‏ Ecclesiastes 9:2-3

6) Alle ding

Hebr. alles gelijk als allen.

7) hun,

Te weten de rechtvaardige en wijze.

8) alle [anderen];

Te weten onrechtvaardigen en dwazen.

9) enerlei

Anders, een geval, gelijk boven Spreuk. 2:14, en onder Spreuk. 9:3. De zin is, de rechtvaardige overkomt zowel wat kwaads als de goddeloze. En integendeel overkomt de goddeloze zowel wat goeds als de vrome.

Pr 2.14 9.3

10) dien, die offert,

Dat is, die die de godsdienst wel waarneemt.

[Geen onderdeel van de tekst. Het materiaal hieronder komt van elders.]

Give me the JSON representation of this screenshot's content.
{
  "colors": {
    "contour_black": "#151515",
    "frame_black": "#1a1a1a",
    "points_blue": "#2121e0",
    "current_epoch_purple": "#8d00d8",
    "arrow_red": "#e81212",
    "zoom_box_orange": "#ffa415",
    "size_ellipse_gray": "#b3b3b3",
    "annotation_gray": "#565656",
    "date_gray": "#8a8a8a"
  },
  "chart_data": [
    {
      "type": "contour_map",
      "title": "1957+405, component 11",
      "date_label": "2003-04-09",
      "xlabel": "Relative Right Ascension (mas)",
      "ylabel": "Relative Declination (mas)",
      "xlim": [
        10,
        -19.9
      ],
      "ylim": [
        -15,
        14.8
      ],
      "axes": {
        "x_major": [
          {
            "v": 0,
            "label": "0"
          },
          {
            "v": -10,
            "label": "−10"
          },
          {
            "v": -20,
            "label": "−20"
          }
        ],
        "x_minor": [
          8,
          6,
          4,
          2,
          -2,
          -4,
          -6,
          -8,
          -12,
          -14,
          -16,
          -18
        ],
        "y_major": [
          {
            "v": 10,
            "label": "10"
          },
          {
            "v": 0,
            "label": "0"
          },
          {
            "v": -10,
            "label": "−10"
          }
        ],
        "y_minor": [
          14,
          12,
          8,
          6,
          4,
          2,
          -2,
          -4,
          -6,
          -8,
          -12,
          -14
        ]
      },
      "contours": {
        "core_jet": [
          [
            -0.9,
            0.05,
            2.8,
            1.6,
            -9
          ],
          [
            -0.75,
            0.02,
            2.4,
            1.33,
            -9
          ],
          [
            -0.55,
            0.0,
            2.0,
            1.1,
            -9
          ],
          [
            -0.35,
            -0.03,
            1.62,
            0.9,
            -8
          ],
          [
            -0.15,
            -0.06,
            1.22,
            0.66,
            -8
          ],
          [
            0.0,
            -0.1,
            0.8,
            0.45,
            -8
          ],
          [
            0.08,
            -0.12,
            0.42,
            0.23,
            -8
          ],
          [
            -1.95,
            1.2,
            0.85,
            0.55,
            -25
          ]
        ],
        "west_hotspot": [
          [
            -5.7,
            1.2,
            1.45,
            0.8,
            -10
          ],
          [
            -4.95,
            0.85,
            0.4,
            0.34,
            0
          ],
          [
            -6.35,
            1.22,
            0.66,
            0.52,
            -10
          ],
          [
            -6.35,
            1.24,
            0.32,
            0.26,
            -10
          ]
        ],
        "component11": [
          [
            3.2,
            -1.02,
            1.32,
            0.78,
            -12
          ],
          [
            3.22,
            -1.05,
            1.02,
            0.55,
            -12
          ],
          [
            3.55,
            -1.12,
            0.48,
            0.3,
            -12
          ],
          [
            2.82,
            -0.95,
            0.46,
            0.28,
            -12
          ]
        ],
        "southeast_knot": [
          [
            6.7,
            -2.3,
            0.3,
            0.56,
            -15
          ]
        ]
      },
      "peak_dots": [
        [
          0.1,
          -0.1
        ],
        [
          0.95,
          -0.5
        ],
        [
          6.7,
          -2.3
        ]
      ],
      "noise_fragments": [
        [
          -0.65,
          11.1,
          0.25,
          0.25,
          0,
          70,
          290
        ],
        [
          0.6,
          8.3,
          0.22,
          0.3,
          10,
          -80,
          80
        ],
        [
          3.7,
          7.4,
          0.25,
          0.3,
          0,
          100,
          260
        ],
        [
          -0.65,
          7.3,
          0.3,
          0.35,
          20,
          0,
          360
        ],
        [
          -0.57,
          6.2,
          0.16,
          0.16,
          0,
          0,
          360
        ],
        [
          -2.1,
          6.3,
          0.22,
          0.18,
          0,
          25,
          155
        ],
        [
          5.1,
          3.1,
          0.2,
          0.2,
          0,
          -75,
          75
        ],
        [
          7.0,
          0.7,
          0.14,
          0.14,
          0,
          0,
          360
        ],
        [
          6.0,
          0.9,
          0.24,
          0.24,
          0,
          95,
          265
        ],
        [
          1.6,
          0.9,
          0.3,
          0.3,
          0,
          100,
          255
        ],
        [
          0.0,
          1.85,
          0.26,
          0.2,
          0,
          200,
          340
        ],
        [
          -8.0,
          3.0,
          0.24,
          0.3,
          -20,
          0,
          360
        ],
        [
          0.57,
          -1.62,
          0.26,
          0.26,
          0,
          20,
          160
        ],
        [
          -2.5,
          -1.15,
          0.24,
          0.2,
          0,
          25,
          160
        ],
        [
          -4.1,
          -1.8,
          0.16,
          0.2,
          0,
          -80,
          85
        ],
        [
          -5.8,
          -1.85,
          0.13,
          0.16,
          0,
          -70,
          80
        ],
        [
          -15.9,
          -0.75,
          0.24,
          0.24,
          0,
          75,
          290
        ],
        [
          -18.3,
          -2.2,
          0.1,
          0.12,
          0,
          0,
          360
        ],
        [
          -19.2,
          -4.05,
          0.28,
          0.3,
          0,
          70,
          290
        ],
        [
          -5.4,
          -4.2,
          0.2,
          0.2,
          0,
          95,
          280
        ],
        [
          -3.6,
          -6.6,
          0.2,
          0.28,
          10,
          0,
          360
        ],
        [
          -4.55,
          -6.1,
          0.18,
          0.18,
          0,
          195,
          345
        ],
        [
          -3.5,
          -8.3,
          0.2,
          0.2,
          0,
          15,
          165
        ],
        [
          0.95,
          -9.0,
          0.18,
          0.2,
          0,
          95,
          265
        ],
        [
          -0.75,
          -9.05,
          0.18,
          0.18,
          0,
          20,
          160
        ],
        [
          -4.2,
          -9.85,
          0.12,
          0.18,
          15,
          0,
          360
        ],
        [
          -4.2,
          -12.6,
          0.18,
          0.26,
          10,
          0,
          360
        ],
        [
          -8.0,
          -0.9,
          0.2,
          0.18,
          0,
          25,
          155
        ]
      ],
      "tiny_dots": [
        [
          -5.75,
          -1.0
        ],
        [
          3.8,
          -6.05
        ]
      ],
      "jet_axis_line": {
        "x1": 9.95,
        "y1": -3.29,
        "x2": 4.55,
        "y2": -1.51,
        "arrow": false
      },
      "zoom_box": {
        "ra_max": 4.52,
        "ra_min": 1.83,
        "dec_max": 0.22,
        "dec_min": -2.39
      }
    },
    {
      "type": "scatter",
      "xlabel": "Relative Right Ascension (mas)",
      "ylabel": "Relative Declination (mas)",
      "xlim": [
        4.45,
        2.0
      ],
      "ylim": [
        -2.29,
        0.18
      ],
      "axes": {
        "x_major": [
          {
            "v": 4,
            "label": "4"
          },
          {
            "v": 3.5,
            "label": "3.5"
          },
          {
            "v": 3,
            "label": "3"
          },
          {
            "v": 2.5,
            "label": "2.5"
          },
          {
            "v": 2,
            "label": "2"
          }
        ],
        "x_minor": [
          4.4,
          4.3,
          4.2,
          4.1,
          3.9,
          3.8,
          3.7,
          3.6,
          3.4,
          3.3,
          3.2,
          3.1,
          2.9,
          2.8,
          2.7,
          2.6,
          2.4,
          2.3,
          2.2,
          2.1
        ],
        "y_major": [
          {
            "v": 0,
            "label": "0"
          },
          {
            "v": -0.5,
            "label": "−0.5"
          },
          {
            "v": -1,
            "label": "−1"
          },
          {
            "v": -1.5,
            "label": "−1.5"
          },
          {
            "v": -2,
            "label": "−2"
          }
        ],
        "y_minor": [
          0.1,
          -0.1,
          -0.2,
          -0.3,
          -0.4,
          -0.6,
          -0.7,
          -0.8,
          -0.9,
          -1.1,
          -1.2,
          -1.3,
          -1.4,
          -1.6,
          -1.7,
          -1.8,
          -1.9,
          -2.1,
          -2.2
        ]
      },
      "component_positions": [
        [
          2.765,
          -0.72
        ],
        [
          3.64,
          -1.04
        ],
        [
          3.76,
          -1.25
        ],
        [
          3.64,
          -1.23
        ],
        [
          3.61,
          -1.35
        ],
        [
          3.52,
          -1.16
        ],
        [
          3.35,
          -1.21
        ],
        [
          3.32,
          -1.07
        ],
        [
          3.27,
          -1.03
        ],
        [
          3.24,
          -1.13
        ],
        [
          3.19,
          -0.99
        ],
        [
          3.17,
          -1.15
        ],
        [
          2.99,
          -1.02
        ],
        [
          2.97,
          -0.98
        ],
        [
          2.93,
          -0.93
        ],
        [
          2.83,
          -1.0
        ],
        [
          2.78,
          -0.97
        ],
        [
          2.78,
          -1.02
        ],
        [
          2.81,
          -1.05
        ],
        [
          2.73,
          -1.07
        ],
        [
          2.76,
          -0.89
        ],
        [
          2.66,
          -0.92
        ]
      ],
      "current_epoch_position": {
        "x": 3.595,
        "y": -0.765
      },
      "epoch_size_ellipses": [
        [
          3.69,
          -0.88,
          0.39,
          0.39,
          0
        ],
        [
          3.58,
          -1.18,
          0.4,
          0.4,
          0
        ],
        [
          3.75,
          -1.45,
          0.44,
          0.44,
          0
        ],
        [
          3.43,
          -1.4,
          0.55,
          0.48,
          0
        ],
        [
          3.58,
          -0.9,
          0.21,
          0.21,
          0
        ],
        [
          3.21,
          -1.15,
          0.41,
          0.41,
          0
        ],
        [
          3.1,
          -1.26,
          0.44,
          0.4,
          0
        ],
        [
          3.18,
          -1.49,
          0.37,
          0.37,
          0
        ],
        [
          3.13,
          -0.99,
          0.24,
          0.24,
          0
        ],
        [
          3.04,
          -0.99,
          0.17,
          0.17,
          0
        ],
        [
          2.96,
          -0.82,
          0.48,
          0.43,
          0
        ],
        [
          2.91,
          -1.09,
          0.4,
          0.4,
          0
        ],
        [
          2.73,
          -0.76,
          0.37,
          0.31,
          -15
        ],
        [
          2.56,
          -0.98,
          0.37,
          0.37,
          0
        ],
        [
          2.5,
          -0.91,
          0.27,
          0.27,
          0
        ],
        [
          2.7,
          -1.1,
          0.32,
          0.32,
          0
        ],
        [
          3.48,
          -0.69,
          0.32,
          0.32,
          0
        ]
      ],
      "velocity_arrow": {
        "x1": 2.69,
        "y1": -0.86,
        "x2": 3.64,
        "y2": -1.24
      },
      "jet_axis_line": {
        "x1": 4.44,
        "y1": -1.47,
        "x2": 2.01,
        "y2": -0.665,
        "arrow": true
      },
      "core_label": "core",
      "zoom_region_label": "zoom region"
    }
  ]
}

11) die zweert, gelijk als dien

Te weten lichtvaardig, of valselijk, geen conscientie makende van meinedigheid.

12) die den eed vreest.

Te weten de lichtvaardige eed, vrezende God daarmede te vertoornen.

13) Dit is een kwaad

Alsof hij zeide: Dit is hetgeen de mensen bezwaarlijk en verdrietig valt.

14) ding

Zie boven Spreuk. 9:2.

Pr 9.2

15) allen wedervaart,

Te weten mensen.

16) in hun leven

Dat is, gedurende hun leven.

17) daarna [moeten]

Te weten naar alle onzinnigheden, die zij hun levenlang gepleegd hebben.

18) toe.

Te weten heenvaren, dat is, zij moeten sterven. Verg. Spreuk. 2:18, en Spreuk. 9:18.